4.6. Batalhadores: a narrativa de vida e a luta por um futuro

melhor

A análise do comercial de Brilhante traz outros aspectos importantes,

presentes também em outro grupo de comerciais.

De maneira geral, a forma narrativa dos comerciais que apresentam um

testemunho de sucesso se assemelha ao relato popular. Da tradição oral, o relato

popular conta uma história com sentido moral, onde a repetição e a inovação

convivem (Martin-Barbero, 1988). É também uma das bases de origem do

melodrama, juntamente com os espetáculos populares.

Porque historicamente no melodrama (…) se fundem pela primeira vez a memória narrativa e a gestual, as duas grandes tradições populares: a dos relatos, que vem dos romances e da literatura de cordel, e das narrações de terror da novela gótica, por um lado; e por outro, a dos espetáculos populares que vem da pantomima e do circo, do teatro de feira e dos ritos de festa. (Ibid., p. 5; tradução nossa)

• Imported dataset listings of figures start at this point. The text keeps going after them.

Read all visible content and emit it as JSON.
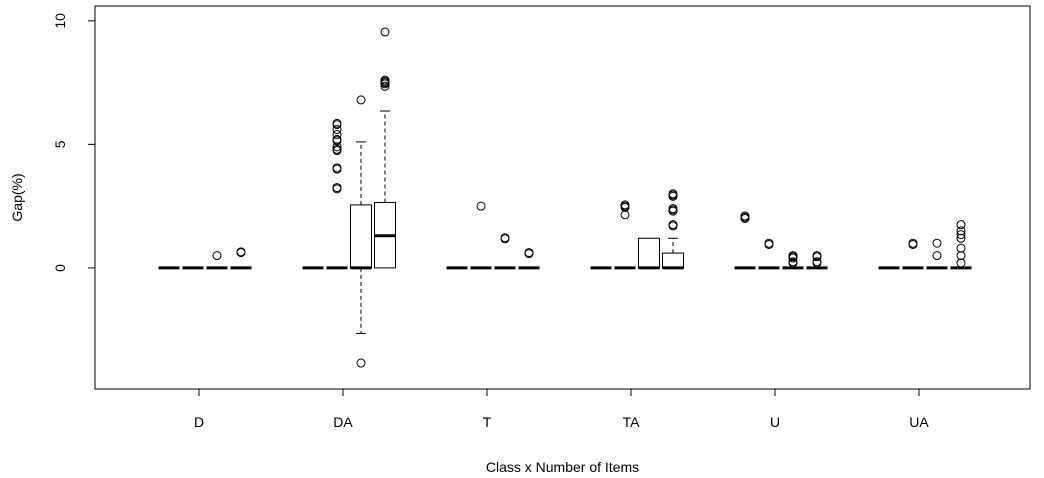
{
  "chart_data": {
    "type": "boxplot",
    "xlabel": "Class x Number of Items",
    "ylabel": "Gap(%)",
    "ylim": [
      -4.9,
      10.6
    ],
    "y_ticks": [
      0,
      5,
      10
    ],
    "y_tick_labels": [
      "0",
      "5",
      "10"
    ],
    "categories": [
      "D",
      "DA",
      "T",
      "TA",
      "U",
      "UA"
    ],
    "boxes_per_category": 4,
    "groups": [
      {
        "category": "D",
        "boxes": [
          {
            "q1": 0,
            "median": 0,
            "q3": 0,
            "whisker_low": 0,
            "whisker_high": 0,
            "outliers": []
          },
          {
            "q1": 0,
            "median": 0,
            "q3": 0,
            "whisker_low": 0,
            "whisker_high": 0,
            "outliers": []
          },
          {
            "q1": 0,
            "median": 0,
            "q3": 0,
            "whisker_low": 0,
            "whisker_high": 0,
            "outliers": [
              0.5
            ]
          },
          {
            "q1": 0,
            "median": 0,
            "q3": 0,
            "whisker_low": 0,
            "whisker_high": 0,
            "outliers": [
              0.62,
              0.65
            ]
          }
        ]
      },
      {
        "category": "DA",
        "boxes": [
          {
            "q1": 0,
            "median": 0,
            "q3": 0,
            "whisker_low": 0,
            "whisker_high": 0,
            "outliers": []
          },
          {
            "q1": 0,
            "median": 0,
            "q3": 0,
            "whisker_low": 0,
            "whisker_high": 0,
            "outliers": [
              3.2,
              3.25,
              4.0,
              4.05,
              4.75,
              4.8,
              4.9,
              5.15,
              5.2,
              5.4,
              5.6,
              5.8,
              5.85
            ]
          },
          {
            "q1": 0,
            "median": 0,
            "q3": 2.55,
            "whisker_low": -2.65,
            "whisker_high": 5.1,
            "outliers": [
              6.8,
              -3.85
            ]
          },
          {
            "q1": 0,
            "median": 1.3,
            "q3": 2.65,
            "whisker_low": 0,
            "whisker_high": 6.35,
            "outliers": [
              7.35,
              7.45,
              7.5,
              7.55,
              7.6,
              9.55
            ]
          }
        ]
      },
      {
        "category": "T",
        "boxes": [
          {
            "q1": 0,
            "median": 0,
            "q3": 0,
            "whisker_low": 0,
            "whisker_high": 0,
            "outliers": []
          },
          {
            "q1": 0,
            "median": 0,
            "q3": 0,
            "whisker_low": 0,
            "whisker_high": 0,
            "outliers": [
              2.5
            ]
          },
          {
            "q1": 0,
            "median": 0,
            "q3": 0,
            "whisker_low": 0,
            "whisker_high": 0,
            "outliers": [
              1.18,
              1.22
            ]
          },
          {
            "q1": 0,
            "median": 0,
            "q3": 0,
            "whisker_low": 0,
            "whisker_high": 0,
            "outliers": [
              0.58,
              0.62
            ]
          }
        ]
      },
      {
        "category": "TA",
        "boxes": [
          {
            "q1": 0,
            "median": 0,
            "q3": 0,
            "whisker_low": 0,
            "whisker_high": 0,
            "outliers": []
          },
          {
            "q1": 0,
            "median": 0,
            "q3": 0,
            "whisker_low": 0,
            "whisker_high": 0,
            "outliers": [
              2.15,
              2.45,
              2.5,
              2.55
            ]
          },
          {
            "q1": 0,
            "median": 0,
            "q3": 1.2,
            "whisker_low": 0,
            "whisker_high": 1.2,
            "outliers": []
          },
          {
            "q1": 0,
            "median": 0,
            "q3": 0.6,
            "whisker_low": 0,
            "whisker_high": 1.2,
            "outliers": [
              1.7,
              1.75,
              2.3,
              2.35,
              2.4,
              2.9,
              2.95,
              3.0
            ]
          }
        ]
      },
      {
        "category": "U",
        "boxes": [
          {
            "q1": 0,
            "median": 0,
            "q3": 0,
            "whisker_low": 0,
            "whisker_high": 0,
            "outliers": [
              2.0,
              2.05,
              2.1
            ]
          },
          {
            "q1": 0,
            "median": 0,
            "q3": 0,
            "whisker_low": 0,
            "whisker_high": 0,
            "outliers": [
              0.95,
              1.0
            ]
          },
          {
            "q1": 0,
            "median": 0,
            "q3": 0,
            "whisker_low": 0,
            "whisker_high": 0,
            "outliers": [
              0.2,
              0.25,
              0.4,
              0.45,
              0.5
            ]
          },
          {
            "q1": 0,
            "median": 0,
            "q3": 0,
            "whisker_low": 0,
            "whisker_high": 0,
            "outliers": [
              0.2,
              0.25,
              0.45,
              0.5
            ]
          }
        ]
      },
      {
        "category": "UA",
        "boxes": [
          {
            "q1": 0,
            "median": 0,
            "q3": 0,
            "whisker_low": 0,
            "whisker_high": 0,
            "outliers": []
          },
          {
            "q1": 0,
            "median": 0,
            "q3": 0,
            "whisker_low": 0,
            "whisker_high": 0,
            "outliers": [
              0.95,
              1.0
            ]
          },
          {
            "q1": 0,
            "median": 0,
            "q3": 0,
            "whisker_low": 0,
            "whisker_high": 0,
            "outliers": [
              0.5,
              1.0
            ]
          },
          {
            "q1": 0,
            "median": 0,
            "q3": 0,
            "whisker_low": 0,
            "whisker_high": 0,
            "outliers": [
              0.2,
              0.5,
              0.8,
              1.2,
              1.35,
              1.5,
              1.75
            ]
          }
        ]
      }
    ]
  }
}
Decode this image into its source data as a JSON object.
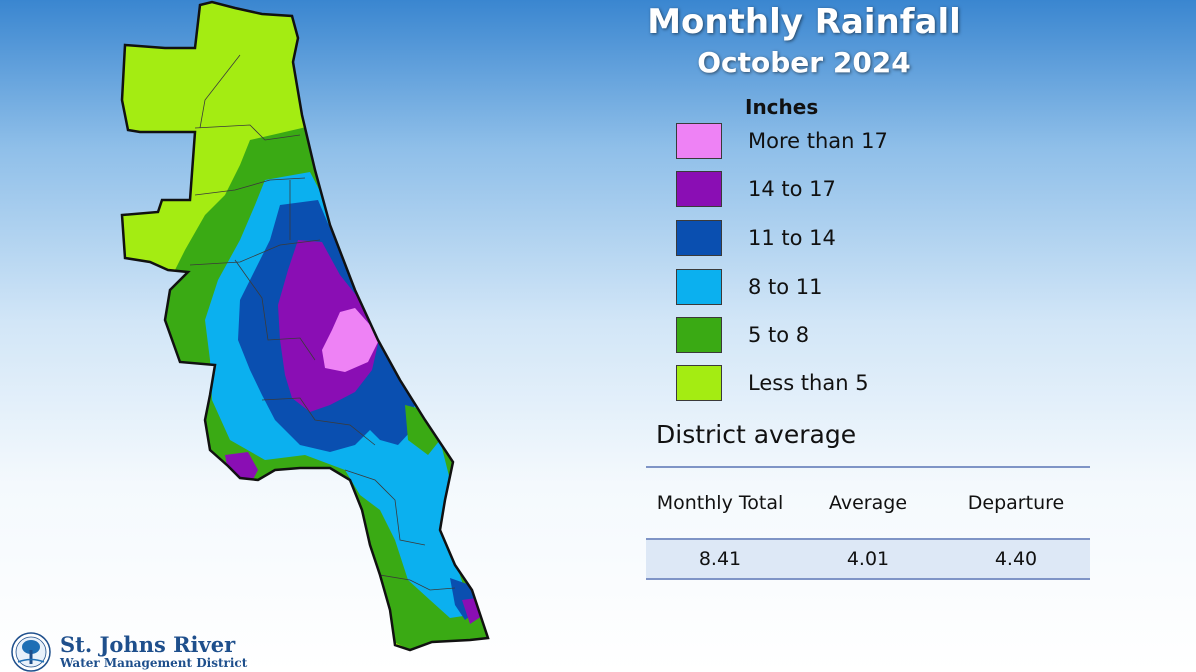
{
  "title": "Monthly Rainfall",
  "subtitle": "October 2024",
  "legend": {
    "title": "Inches",
    "items": [
      {
        "label": "More than 17",
        "color": "#ee82f5"
      },
      {
        "label": "14 to 17",
        "color": "#8a0eb4"
      },
      {
        "label": "11 to 14",
        "color": "#0a4fb0"
      },
      {
        "label": "8 to 11",
        "color": "#0bb0ef"
      },
      {
        "label": "5 to 8",
        "color": "#3aaa14"
      },
      {
        "label": "Less than 5",
        "color": "#a4ec12"
      }
    ]
  },
  "district_average": {
    "title": "District average",
    "headers": [
      "Monthly Total",
      "Average",
      "Departure"
    ],
    "values": [
      "8.41",
      "4.01",
      "4.40"
    ]
  },
  "organization": {
    "name_line1": "St. Johns River",
    "name_line2": "Water Management District"
  }
}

O melodrama, por sua vez, dá origem ao gênero de mesmo nome no teatro,

chamado por Barbero de melo-teatro, que dá origem à melo-novela, ou folhetim,

através do crescimento da imprensa. Com o desenvolvimento do rádio e do cinema,

o folhetim se transforma em radionovela e melodrama cinematográfico, como

herdeiros “naturais” da melo-novela. As técnicas de produção do cinema e o advento

da televisão, fusionados aos mecanismos do relato popular presentes na

radionovela, transformam-se na telenovela. A telenovela latino-americana é onde o

melodrama “profundamente original reencontra as massas” (ibid., p. 20).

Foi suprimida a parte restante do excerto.